Liz Chaney should not have been surprised by Trump’s unconstitutional orchestration of the insurrection on January 6, 2021, to prevent enforcement of the 12th Amendment and Electoral Count Act. She had already torn a gaping whole in the Constitution by endorsing, celebrating, or acquiescing in unchecked executive power for decades. Trump walked through the hole that Cheney helped to create.
Chaney seems clueless that the rule of law is dead the minute you begin to pick and choose which constitutional edicts or provisions to obey like picking your friends out of a crowd. Oath and Honor is replete with wonderful quotes, but Cheney omitted the quotations most important for January 6th from playwright Robert Boldt’s A Man for All Seasons:
“William Roper: “So, now you give the Devil the benefit of law!”
Sir Thomas More: “Yes!
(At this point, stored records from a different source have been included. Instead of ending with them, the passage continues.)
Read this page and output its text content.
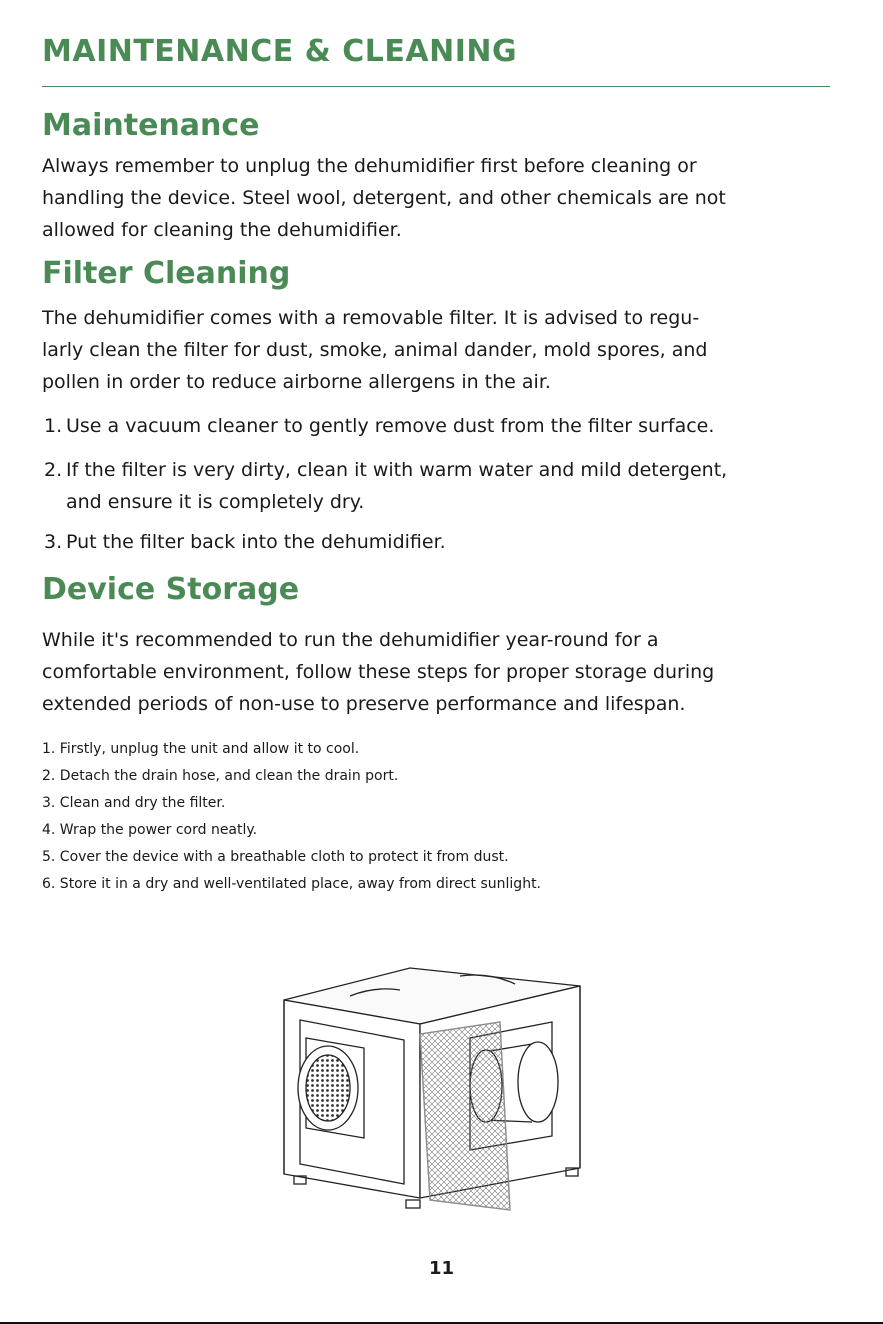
MAINTENANCE & CLEANING
Maintenance

Always remember to unplug the dehumidifier first before cleaning or
handling the device. Steel wool, detergent, and other chemicals are not
allowed for cleaning the dehumidifier.

Filter Cleaning

The dehumidifier comes with a removable filter. It is advised to regu-
larly clean the filter for dust, smoke, animal dander, mold spores, and
pollen in order to reduce airborne allergens in the air.

1. Use a vacuum cleaner to gently remove dust from the filter surface.

2. If the filter is very dirty, clean it with warm water and mild detergent,
and ensure it is completely dry.

3. Put the filter back into the dehumidifier.

Device Storage

While it's recommended to run the dehumidifier year-round for a
comfortable environment, follow these steps for proper storage during
extended periods of non-use to preserve performance and lifespan.

1. Firstly, unplug the unit and allow it to cool.
2. Detach the drain hose, and clean the drain port.
3. Clean and dry the filter.
4. Wrap the power cord neatly.
5. Cover the device with a breathable cloth to protect it from dust.
6. Store it in a dry and well-ventilated place, away from direct sunlight.
11
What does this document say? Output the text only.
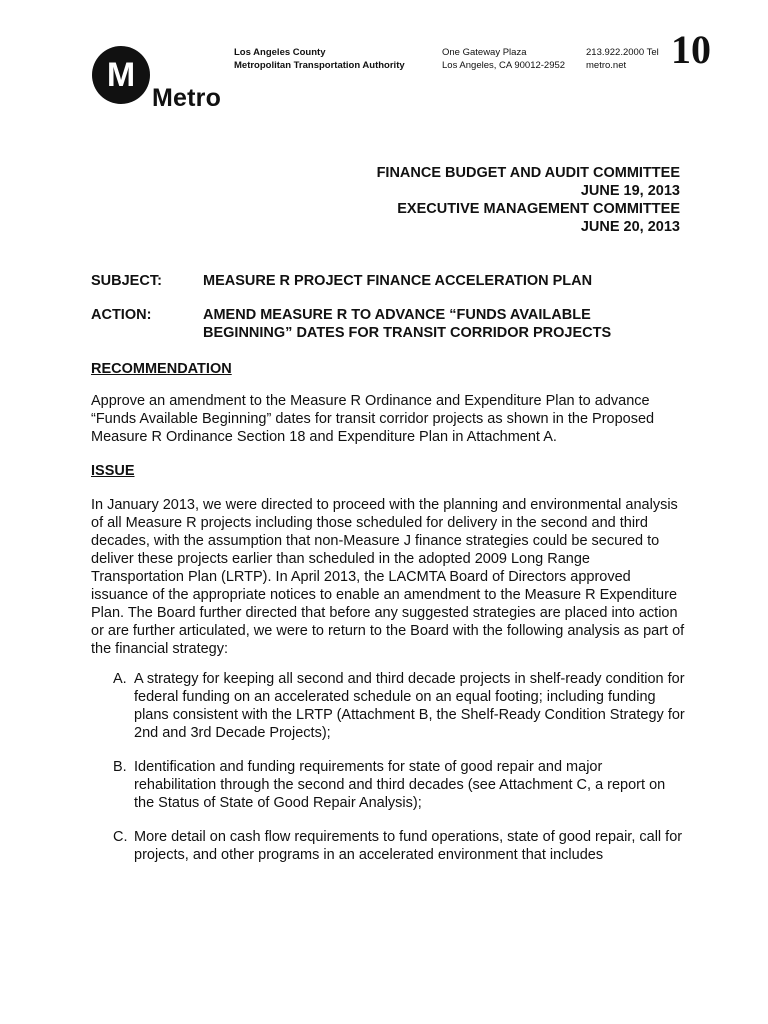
M
Metro
Los Angeles County
Metropolitan Transportation Authority
One Gateway Plaza
Los Angeles, CA 90012-2952
213.922.2000 Tel
metro.net	10
FINANCE BUDGET AND AUDIT COMMITTEE
JUNE 19, 2013
EXECUTIVE MANAGEMENT COMMITTEE
JUNE 20, 2013
SUBJECT:	MEASURE R PROJECT FINANCE ACCELERATION PLAN
ACTION:	AMEND MEASURE R TO ADVANCE “FUNDS AVAILABLE BEGINNING” DATES FOR TRANSIT CORRIDOR PROJECTS
RECOMMENDATION
Approve an amendment to the Measure R Ordinance and Expenditure Plan to advance “Funds Available Beginning” dates for transit corridor projects as shown in the Proposed Measure R Ordinance Section 18 and Expenditure Plan in Attachment A.
ISSUE
In January 2013, we were directed to proceed with the planning and environmental analysis of all Measure R projects including those scheduled for delivery in the second and third decades, with the assumption that non-Measure J finance strategies could be secured to deliver these projects earlier than scheduled in the adopted 2009 Long Range Transportation Plan (LRTP). In April 2013, the LACMTA Board of Directors approved issuance of the appropriate notices to enable an amendment to the Measure R Expenditure Plan. The Board further directed that before any suggested strategies are placed into action or are further articulated, we were to return to the Board with the following analysis as part of the financial strategy:
A. A strategy for keeping all second and third decade projects in shelf-ready condition for federal funding on an accelerated schedule on an equal footing; including funding plans consistent with the LRTP (Attachment B, the Shelf-Ready Condition Strategy for 2nd and 3rd Decade Projects);
B. Identification and funding requirements for state of good repair and major rehabilitation through the second and third decades (see Attachment C, a report on the Status of State of Good Repair Analysis);
C. More detail on cash flow requirements to fund operations, state of good repair, call for projects, and other programs in an accelerated environment that includes
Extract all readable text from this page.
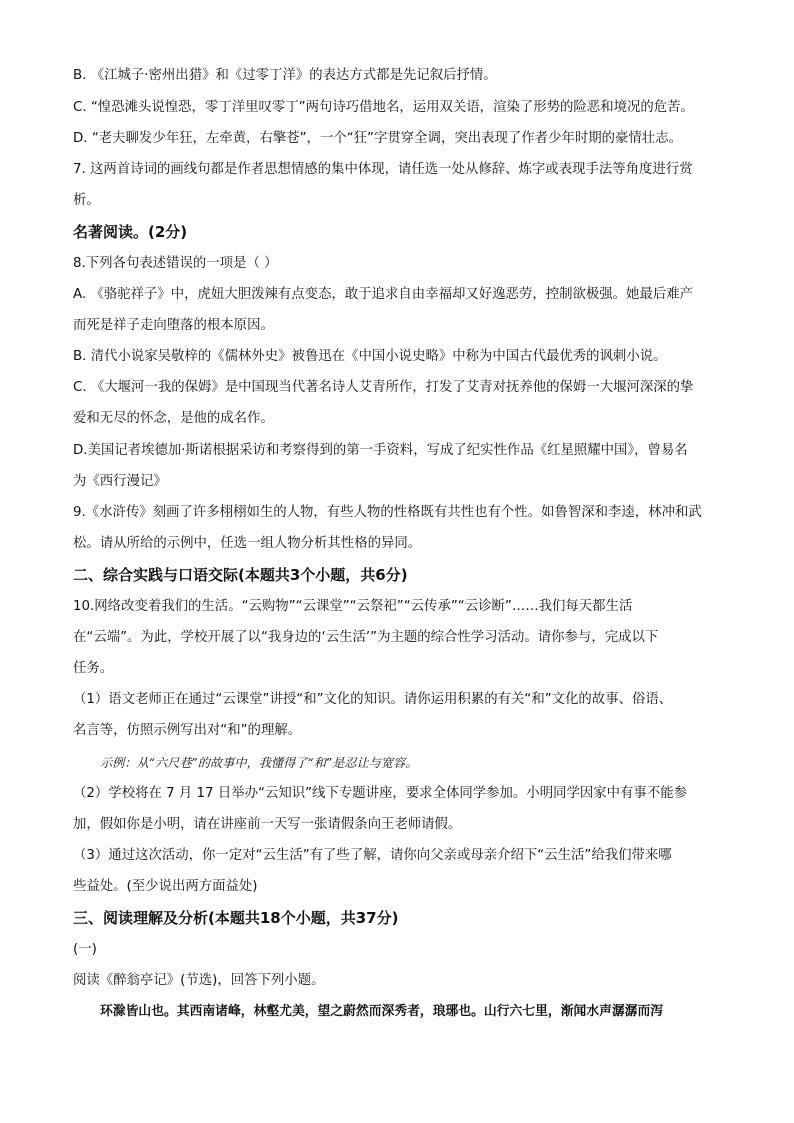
B. 《江城子·密州出猎》和《过零丁洋》的表达方式都是先记叙后抒情。
C. “惶恐滩头说惶恐，零丁洋里叹零丁”两句诗巧借地名，运用双关语，渲染了形势的险恶和境况的危苦。
D. “老夫聊发少年狂，左牵黄，右擎苍”，一个“狂”字贯穿全调，突出表现了作者少年时期的豪情壮志。
7. 这两首诗词的画线句都是作者思想情感的集中体现，请任选一处从修辞、炼字或表现手法等角度进行赏
析。
名著阅读。(2分)
8.下列各句表述错误的一项是（ ）
A. 《骆驼祥子》中，虎妞大胆泼辣有点变态，敢于追求自由幸福却又好逸恶劳，控制欲极强。她最后难产
而死是祥子走向堕落的根本原因。
B. 清代小说家吴敬梓的《儒林外史》被鲁迅在《中国小说史略》中称为中国古代最优秀的讽刺小说。
C. 《大堰河一我的保姆》是中国现当代著名诗人艾青所作，打发了艾青对抚养他的保姆一大堰河深深的挚
爱和无尽的怀念，是他的成名作。
D.美国记者埃德加·斯诺根据采访和考察得到的第一手资料，写成了纪实性作品《红星照耀中国》，曾易名
为《西行漫记》
9.《水浒传》刻画了许多栩栩如生的人物，有些人物的性格既有共性也有个性。如鲁智深和李逵，林冲和武
松。请从所给的示例中，任选一组人物分析其性格的异同。
二、综合实践与口语交际(本题共3个小题，共6分)
10.网络改变着我们的生活。“云购物”“云课堂”“云祭祀”“云传承”“云诊断”……我们每天都生活
在“云端”。为此，学校开展了以“我身边的‘云生活’”为主题的综合性学习活动。请你参与，完成以下
任务。
（1）语文老师正在通过“云课堂”讲授“和”文化的知识。请你运用积累的有关“和”文化的故事、俗语、
名言等，仿照示例写出对“和”的理解。
示例：从“六尺巷”的故事中，我懂得了“和”是忍让与宽容。
（2）学校将在 7 月 17 日举办“云知识”线下专题讲座，要求全体同学参加。小明同学因家中有事不能参
加，假如你是小明，请在讲座前一天写一张请假条向王老师请假。
（3）通过这次活动，你一定对“云生活”有了些了解，请你向父亲或母亲介绍下“云生活”给我们带来哪
些益处。(至少说出两方面益处)
三、阅读理解及分析(本题共18个小题，共37分)
(一)
阅读《醉翁亭记》(节选)，回答下列小题。
环滁皆山也。其西南诸峰，林壑尤美，望之蔚然而深秀者，琅琊也。山行六七里，渐闻水声潺潺而泻
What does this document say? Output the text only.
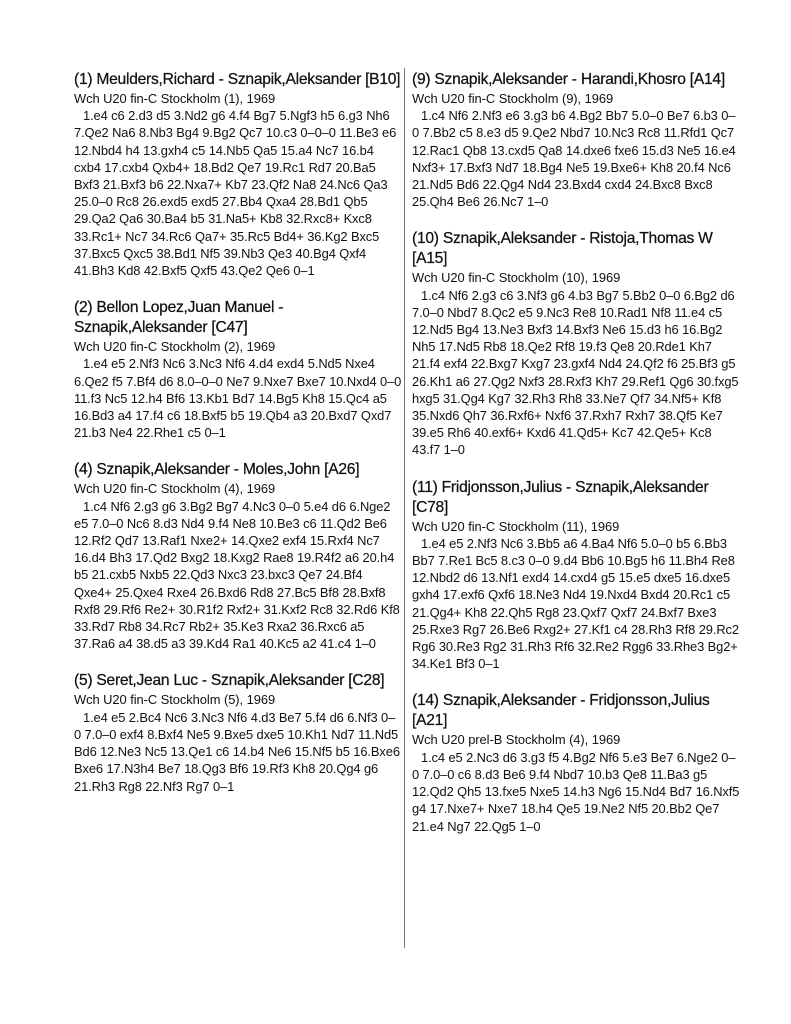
(1) Meulders,Richard - Sznapik,Aleksander [B10]

Wch U20 fin-C Stockholm (1), 1969

1.e4 c6 2.d3 d5 3.Nd2 g6 4.f4 Bg7 5.Ngf3 h5 6.g3 Nh6 7.Qe2 Na6 8.Nb3 Bg4 9.Bg2 Qc7 10.c3 0–0–0 11.Be3 e6 12.Nbd4 h4 13.gxh4 c5 14.Nb5 Qa5 15.a4 Nc7 16.b4 cxb4 17.cxb4 Qxb4+ 18.Bd2 Qe7 19.Rc1 Rd7 20.Ba5 Bxf3 21.Bxf3 b6 22.Nxa7+ Kb7 23.Qf2 Na8 24.Nc6 Qa3 25.0–0 Rc8 26.exd5 exd5 27.Bb4 Qxa4 28.Bd1 Qb5 29.Qa2 Qa6 30.Ba4 b5 31.Na5+ Kb8 32.Rxc8+ Kxc8 33.Rc1+ Nc7 34.Rc6 Qa7+ 35.Rc5 Bd4+ 36.Kg2 Bxc5 37.Bxc5 Qxc5 38.Bd1 Nf5 39.Nb3 Qe3 40.Bg4 Qxf4 41.Bh3 Kd8 42.Bxf5 Qxf5 43.Qe2 Qe6 0–1

(2) Bellon Lopez,Juan Manuel - Sznapik,Aleksander [C47]

Wch U20 fin-C Stockholm (2), 1969

1.e4 e5 2.Nf3 Nc6 3.Nc3 Nf6 4.d4 exd4 5.Nd5 Nxe4 6.Qe2 f5 7.Bf4 d6 8.0–0–0 Ne7 9.Nxe7 Bxe7 10.Nxd4 0–0 11.f3 Nc5 12.h4 Bf6 13.Kb1 Bd7 14.Bg5 Kh8 15.Qc4 a5 16.Bd3 a4 17.f4 c6 18.Bxf5 b5 19.Qb4 a3 20.Bxd7 Qxd7 21.b3 Ne4 22.Rhe1 c5 0–1

(4) Sznapik,Aleksander - Moles,John [A26]

Wch U20 fin-C Stockholm (4), 1969

1.c4 Nf6 2.g3 g6 3.Bg2 Bg7 4.Nc3 0–0 5.e4 d6 6.Nge2 e5 7.0–0 Nc6 8.d3 Nd4 9.f4 Ne8 10.Be3 c6 11.Qd2 Be6 12.Rf2 Qd7 13.Raf1 Nxe2+ 14.Qxe2 exf4 15.Rxf4 Nc7 16.d4 Bh3 17.Qd2 Bxg2 18.Kxg2 Rae8 19.R4f2 a6 20.h4 b5 21.cxb5 Nxb5 22.Qd3 Nxc3 23.bxc3 Qe7 24.Bf4 Qxe4+ 25.Qxe4 Rxe4 26.Bxd6 Rd8 27.Bc5 Bf8 28.Bxf8 Rxf8 29.Rf6 Re2+ 30.R1f2 Rxf2+ 31.Kxf2 Rc8 32.Rd6 Kf8 33.Rd7 Rb8 34.Rc7 Rb2+ 35.Ke3 Rxa2 36.Rxc6 a5 37.Ra6 a4 38.d5 a3 39.Kd4 Ra1 40.Kc5 a2 41.c4 1–0

(5) Seret,Jean Luc - Sznapik,Aleksander [C28]

Wch U20 fin-C Stockholm (5), 1969

1.e4 e5 2.Bc4 Nc6 3.Nc3 Nf6 4.d3 Be7 5.f4 d6 6.Nf3 0–0 7.0–0 exf4 8.Bxf4 Ne5 9.Bxe5 dxe5 10.Kh1 Nd7 11.Nd5 Bd6 12.Ne3 Nc5 13.Qe1 c6 14.b4 Ne6 15.Nf5 b5 16.Bxe6 Bxe6 17.N3h4 Be7 18.Qg3 Bf6 19.Rf3 Kh8 20.Qg4 g6 21.Rh3 Rg8 22.Nf3 Rg7 0–1

(9) Sznapik,Aleksander - Harandi,Khosro [A14]

Wch U20 fin-C Stockholm (9), 1969

1.c4 Nf6 2.Nf3 e6 3.g3 b6 4.Bg2 Bb7 5.0–0 Be7 6.b3 0–0 7.Bb2 c5 8.e3 d5 9.Qe2 Nbd7 10.Nc3 Rc8 11.Rfd1 Qc7 12.Rac1 Qb8 13.cxd5 Qa8 14.dxe6 fxe6 15.d3 Ne5 16.e4 Nxf3+ 17.Bxf3 Nd7 18.Bg4 Ne5 19.Bxe6+ Kh8 20.f4 Nc6 21.Nd5 Bd6 22.Qg4 Nd4 23.Bxd4 cxd4 24.Bxc8 Bxc8 25.Qh4 Be6 26.Nc7 1–0

(10) Sznapik,Aleksander - Ristoja,Thomas W [A15]

Wch U20 fin-C Stockholm (10), 1969

1.c4 Nf6 2.g3 c6 3.Nf3 g6 4.b3 Bg7 5.Bb2 0–0 6.Bg2 d6 7.0–0 Nbd7 8.Qc2 e5 9.Nc3 Re8 10.Rad1 Nf8 11.e4 c5 12.Nd5 Bg4 13.Ne3 Bxf3 14.Bxf3 Ne6 15.d3 h6 16.Bg2 Nh5 17.Nd5 Rb8 18.Qe2 Rf8 19.f3 Qe8 20.Rde1 Kh7 21.f4 exf4 22.Bxg7 Kxg7 23.gxf4 Nd4 24.Qf2 f6 25.Bf3 g5 26.Kh1 a6 27.Qg2 Nxf3 28.Rxf3 Kh7 29.Ref1 Qg6 30.fxg5 hxg5 31.Qg4 Kg7 32.Rh3 Rh8 33.Ne7 Qf7 34.Nf5+ Kf8 35.Nxd6 Qh7 36.Rxf6+ Nxf6 37.Rxh7 Rxh7 38.Qf5 Ke7 39.e5 Rh6 40.exf6+ Kxd6 41.Qd5+ Kc7 42.Qe5+ Kc8 43.f7 1–0

(11) Fridjonsson,Julius - Sznapik,Aleksander [C78]

Wch U20 fin-C Stockholm (11), 1969

1.e4 e5 2.Nf3 Nc6 3.Bb5 a6 4.Ba4 Nf6 5.0–0 b5 6.Bb3 Bb7 7.Re1 Bc5 8.c3 0–0 9.d4 Bb6 10.Bg5 h6 11.Bh4 Re8 12.Nbd2 d6 13.Nf1 exd4 14.cxd4 g5 15.e5 dxe5 16.dxe5 gxh4 17.exf6 Qxf6 18.Ne3 Nd4 19.Nxd4 Bxd4 20.Rc1 c5 21.Qg4+ Kh8 22.Qh5 Rg8 23.Qxf7 Qxf7 24.Bxf7 Bxe3 25.Rxe3 Rg7 26.Be6 Rxg2+ 27.Kf1 c4 28.Rh3 Rf8 29.Rc2 Rg6 30.Re3 Rg2 31.Rh3 Rf6 32.Re2 Rgg6 33.Rhe3 Bg2+ 34.Ke1 Bf3 0–1

(14) Sznapik,Aleksander - Fridjonsson,Julius [A21]

Wch U20 prel-B Stockholm (4), 1969

1.c4 e5 2.Nc3 d6 3.g3 f5 4.Bg2 Nf6 5.e3 Be7 6.Nge2 0–0 7.0–0 c6 8.d3 Be6 9.f4 Nbd7 10.b3 Qe8 11.Ba3 g5 12.Qd2 Qh5 13.fxe5 Nxe5 14.h3 Ng6 15.Nd4 Bd7 16.Nxf5 g4 17.Nxe7+ Nxe7 18.h4 Qe5 19.Ne2 Nf5 20.Bb2 Qe7 21.e4 Ng7 22.Qg5 1–0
What would you do? Cut a great road through the law to get after the Devil?”
William Roper: “Yes, I'd cut down every law in England to do that!”
Sir Thomas More: “Oh? And when the last law was down, and the Devil turned 'round on you, where would you hide, Roper, the laws all being flat? This country is planted thick with laws, from coast to coast, Man's laws, not God's! And if you cut them down, and you're just the man to do it, do you really think you could stand upright in the winds that would blow then? Yes, I'd give the Devil benefit of law, for my own safety's sake!”